The answer for this question states (without giving too much else away):
Since $F$ and $L$ are linearly independent ...
Using the definition of linear dependence for infinite dimensions, I presume that if I am able to find a finite subset of $L$ and $F$ such that the elements are not all zero and the resulting sum is $0$ the two sets are not linearly independent. I chose $2_{(L)} + (-1)2_{(F)} = 0$.

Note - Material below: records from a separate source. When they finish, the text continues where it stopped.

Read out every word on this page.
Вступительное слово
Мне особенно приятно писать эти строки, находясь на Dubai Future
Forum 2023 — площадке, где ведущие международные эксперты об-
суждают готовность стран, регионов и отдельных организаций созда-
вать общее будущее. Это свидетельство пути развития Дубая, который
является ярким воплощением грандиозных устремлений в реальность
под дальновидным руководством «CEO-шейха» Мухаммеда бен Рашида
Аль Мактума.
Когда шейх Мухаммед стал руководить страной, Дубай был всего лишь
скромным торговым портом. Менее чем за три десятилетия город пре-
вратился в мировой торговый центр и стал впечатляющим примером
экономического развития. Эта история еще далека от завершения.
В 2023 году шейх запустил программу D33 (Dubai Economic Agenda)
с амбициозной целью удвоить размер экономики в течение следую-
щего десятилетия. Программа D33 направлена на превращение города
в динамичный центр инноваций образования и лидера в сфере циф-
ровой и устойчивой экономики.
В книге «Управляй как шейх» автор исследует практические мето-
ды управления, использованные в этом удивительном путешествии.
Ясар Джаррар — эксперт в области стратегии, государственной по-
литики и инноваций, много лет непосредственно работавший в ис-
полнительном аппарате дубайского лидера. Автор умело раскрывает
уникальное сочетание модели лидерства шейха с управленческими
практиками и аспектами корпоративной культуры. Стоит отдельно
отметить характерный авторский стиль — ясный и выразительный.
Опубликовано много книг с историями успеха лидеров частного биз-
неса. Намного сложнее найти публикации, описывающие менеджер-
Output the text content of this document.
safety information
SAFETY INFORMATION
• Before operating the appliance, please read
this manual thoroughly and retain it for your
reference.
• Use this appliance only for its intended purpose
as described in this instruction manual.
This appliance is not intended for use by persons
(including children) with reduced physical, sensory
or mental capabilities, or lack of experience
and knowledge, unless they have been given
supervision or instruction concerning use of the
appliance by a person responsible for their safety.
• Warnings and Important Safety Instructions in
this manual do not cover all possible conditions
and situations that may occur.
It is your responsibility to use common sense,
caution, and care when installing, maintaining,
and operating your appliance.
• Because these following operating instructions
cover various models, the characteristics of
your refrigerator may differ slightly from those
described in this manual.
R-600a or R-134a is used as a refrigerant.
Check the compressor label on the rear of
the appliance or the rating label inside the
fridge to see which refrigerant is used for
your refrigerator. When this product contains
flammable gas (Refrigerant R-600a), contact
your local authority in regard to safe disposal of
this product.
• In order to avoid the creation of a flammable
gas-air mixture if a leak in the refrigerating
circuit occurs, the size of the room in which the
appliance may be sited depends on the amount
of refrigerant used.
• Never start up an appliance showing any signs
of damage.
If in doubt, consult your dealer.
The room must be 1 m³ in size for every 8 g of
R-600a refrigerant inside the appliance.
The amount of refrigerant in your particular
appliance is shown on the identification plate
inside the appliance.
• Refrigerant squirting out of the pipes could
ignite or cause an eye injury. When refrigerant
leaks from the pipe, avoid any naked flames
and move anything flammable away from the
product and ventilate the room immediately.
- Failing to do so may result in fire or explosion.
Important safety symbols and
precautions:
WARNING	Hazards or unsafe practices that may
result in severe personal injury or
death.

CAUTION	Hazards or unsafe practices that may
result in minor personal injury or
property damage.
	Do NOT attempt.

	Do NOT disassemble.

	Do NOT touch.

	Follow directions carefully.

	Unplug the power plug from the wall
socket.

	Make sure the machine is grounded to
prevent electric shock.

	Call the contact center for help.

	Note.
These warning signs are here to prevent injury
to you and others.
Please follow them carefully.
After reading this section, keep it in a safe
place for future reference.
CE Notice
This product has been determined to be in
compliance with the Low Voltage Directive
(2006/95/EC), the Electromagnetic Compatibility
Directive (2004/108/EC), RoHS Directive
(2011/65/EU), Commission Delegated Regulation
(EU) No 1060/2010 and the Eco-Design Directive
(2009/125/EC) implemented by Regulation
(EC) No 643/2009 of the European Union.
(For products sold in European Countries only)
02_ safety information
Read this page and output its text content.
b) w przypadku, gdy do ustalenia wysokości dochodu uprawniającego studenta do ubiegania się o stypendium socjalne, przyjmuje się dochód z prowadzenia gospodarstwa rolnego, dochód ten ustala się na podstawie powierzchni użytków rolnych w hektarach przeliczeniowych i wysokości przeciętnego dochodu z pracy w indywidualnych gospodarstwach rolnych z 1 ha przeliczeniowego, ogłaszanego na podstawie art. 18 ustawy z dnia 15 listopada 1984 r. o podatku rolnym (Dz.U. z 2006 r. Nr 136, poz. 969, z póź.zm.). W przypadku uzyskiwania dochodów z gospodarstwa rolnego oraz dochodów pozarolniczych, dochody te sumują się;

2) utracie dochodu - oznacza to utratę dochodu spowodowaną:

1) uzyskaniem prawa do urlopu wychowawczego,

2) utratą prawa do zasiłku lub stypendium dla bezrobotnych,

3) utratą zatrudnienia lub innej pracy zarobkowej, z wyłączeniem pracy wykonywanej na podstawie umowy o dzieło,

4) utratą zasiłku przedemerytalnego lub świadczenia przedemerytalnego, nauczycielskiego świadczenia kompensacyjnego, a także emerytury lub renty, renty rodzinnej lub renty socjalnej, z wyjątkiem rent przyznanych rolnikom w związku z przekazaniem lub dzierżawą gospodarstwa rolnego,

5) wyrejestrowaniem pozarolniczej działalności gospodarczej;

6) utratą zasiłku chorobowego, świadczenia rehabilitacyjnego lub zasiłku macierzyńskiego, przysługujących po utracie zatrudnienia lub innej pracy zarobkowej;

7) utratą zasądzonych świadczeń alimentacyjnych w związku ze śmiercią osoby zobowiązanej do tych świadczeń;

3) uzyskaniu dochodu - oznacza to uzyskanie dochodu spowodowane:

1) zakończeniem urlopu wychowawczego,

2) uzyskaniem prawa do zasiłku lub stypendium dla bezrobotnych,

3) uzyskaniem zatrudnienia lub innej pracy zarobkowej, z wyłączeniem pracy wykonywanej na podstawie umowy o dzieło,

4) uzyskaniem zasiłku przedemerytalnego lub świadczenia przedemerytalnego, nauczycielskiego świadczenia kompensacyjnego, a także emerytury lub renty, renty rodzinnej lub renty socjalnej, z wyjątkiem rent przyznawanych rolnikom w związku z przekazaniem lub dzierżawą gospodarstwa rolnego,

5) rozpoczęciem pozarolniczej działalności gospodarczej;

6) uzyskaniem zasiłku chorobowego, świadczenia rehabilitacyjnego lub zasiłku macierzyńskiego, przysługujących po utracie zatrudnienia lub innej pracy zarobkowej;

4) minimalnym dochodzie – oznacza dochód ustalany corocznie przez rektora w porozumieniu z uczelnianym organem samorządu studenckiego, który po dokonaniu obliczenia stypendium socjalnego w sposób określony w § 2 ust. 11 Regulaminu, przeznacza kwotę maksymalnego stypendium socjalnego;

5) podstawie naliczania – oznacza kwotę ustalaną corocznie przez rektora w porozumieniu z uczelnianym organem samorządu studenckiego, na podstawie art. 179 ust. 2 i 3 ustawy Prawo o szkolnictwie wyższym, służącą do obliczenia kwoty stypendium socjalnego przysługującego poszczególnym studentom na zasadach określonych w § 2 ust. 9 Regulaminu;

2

What is wrong with my reasoning?
A sequence with characteristic polynomial $x^2-x-1$, i.e. a sequence $\{A_n\}_{n\geq 0}$ fulfilling $A_{n+2}=A_{n+1}+A_n$, is fixed by the initial values $A_0$ and $A_1$. We may notice that $$ \det\begin{pmatrix}F_0 & L_0 \\ F_1 & L_1 \end{pmatrix}\neq 0 \tag{1}$$ and by Gaussian elimination $$ \det\begin{pmatrix}F_n & L_n \\ F_{n+1} & L_{n+1} \end{pmatrix}=\pm \det\begin{pmatrix}F_0 & L_0 \\ F_1 & L_1 \end{pmatrix} \tag{2}$$ hence the Fibonacci and Lucas sequences are linearly independent.
We just used the analogue of the Wronskian for DE.